Researchers at Washington University School of Medicine in St. Louis have developed an algorithm to estimate when a person who is likely to develop Alzheimer’s disease, but has no cognitive symptoms, will start showing signs of Alzheimer’s dementia.
Available online in the journal Neurology, the algorithm uses data from a kind of brain scan known as amyloid positron emission tomography (PET) to gauge brain levels of the key Alzheimer’s protein amyloid beta.
In those who eventually develop Alzheimer’s dementia, amyloid silently builds up in the brain for up to two decades before the first signs of confusion and forgetfulness appear. Amyloid PET scans already are used widely in Alzheimer’s research, and this algorithm represents a new way of analyzing such scans to approximate when symptoms will arise. Using a person’s age and data from a single amyloid PET scan, the algorithm yields an estimate of how far a person has progressed toward dementia — and how much time is left before cognitive impairment sets in.
Schindler and colleagues analyzed amyloid PET scans from 236 people participating in Alzheimer’s research studies through Washington University’s Charles F. and Joanne Knight Alzheimer Disease Research Center. The participants were an average of 67 years old at the beginning of the study. All participants underwent at least two brain scans an average of 4½ years apart. The researchers applied a widely used metric known as the standard uptake value ratio (SUVR) to the scans to estimate the amount of amyloid in each participant’s brain at each time point.
The researchers also accessed over 1,300 clinical assessments on 180 of the participants. The assessments typically were performed every one to three years. Most participants were cognitively normal at the start of data collection, so the repeated assessments allowed the researchers to pinpoint when each participant’s cognitive skills began to slip.
The breakthrough came when she realized that amyloid accumulation has a tipping point and that each individual hits that tipping point at a different age. After this tipping point, amyloid accumulation follows a reliable trajectory.
People in the study who reached the tipping point at younger ages took longer to develop cognitive symptoms than those who reached it later in life. Participants who hit the tipping point at age 50 typically took nearly 20 years to develop symptoms; those who hit it at age 80 took less than 10 years.

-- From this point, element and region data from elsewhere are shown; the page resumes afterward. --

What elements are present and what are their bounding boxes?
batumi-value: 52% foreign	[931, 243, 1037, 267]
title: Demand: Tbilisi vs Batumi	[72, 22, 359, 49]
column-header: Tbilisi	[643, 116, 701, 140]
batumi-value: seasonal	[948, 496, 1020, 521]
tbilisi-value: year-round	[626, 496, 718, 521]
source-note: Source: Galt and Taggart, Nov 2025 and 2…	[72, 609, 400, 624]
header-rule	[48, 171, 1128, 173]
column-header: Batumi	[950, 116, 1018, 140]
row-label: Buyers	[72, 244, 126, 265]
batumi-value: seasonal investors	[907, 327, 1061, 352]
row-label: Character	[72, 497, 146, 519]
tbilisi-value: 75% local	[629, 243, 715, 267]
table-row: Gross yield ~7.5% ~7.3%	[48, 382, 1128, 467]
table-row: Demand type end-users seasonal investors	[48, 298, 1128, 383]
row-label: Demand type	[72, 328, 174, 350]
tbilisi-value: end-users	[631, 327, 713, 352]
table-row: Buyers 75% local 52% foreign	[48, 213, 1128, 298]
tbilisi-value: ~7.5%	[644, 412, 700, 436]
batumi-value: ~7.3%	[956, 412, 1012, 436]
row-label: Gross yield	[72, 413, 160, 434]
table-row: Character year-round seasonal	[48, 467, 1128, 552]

The power of this new technique is that it requires just one brain scan, plus the person’s age. With that data, the model can estimate the time to symptom onset, plus or minus several years. In this study, the correlation between the expected age of symptom onset and the true age at diagnosis was better than 0.9 on a scale of 0 (no correlation) to 1 (perfect correlation).

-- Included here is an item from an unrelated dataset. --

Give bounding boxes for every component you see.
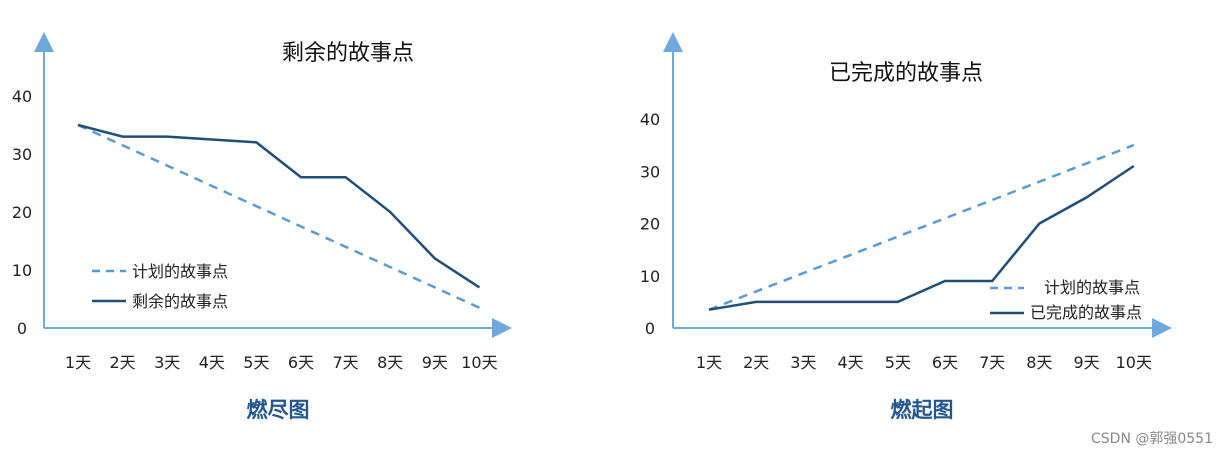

After age, the genetic variant APOE4 is the strongest risk factor for Alzheimer’s dementia. People who carry one copy of the variant are two to three times more likely to develop Alzheimer’s dementia than the general population, and people who carry two copies are 10 times more likely. In this study, people with the high-risk variant hit the tipping point younger, but once that point was passed, they followed the same trajectory as everyone else.
“APOE4 seems to have a seeding effect,” Schindler said. “At very low levels, below the tipping point, you see amyloid rising in people with APOE4 while it’s not changing in people without APOE4. That means APOE4 carriers are going to hit the tipping point sooner. People with two copies of APOE4 hit the tipping point about 10 years earlier than people with no copies. But after that point, we see no difference between the APOE4 carriers and noncarriers.”
At an out-of-pocket cost of about $6,000, amyloid PET brain scans are too expensive for routine clinical use. However, this algorithm could help accelerate the pace of drug development by streamlining clinical trials.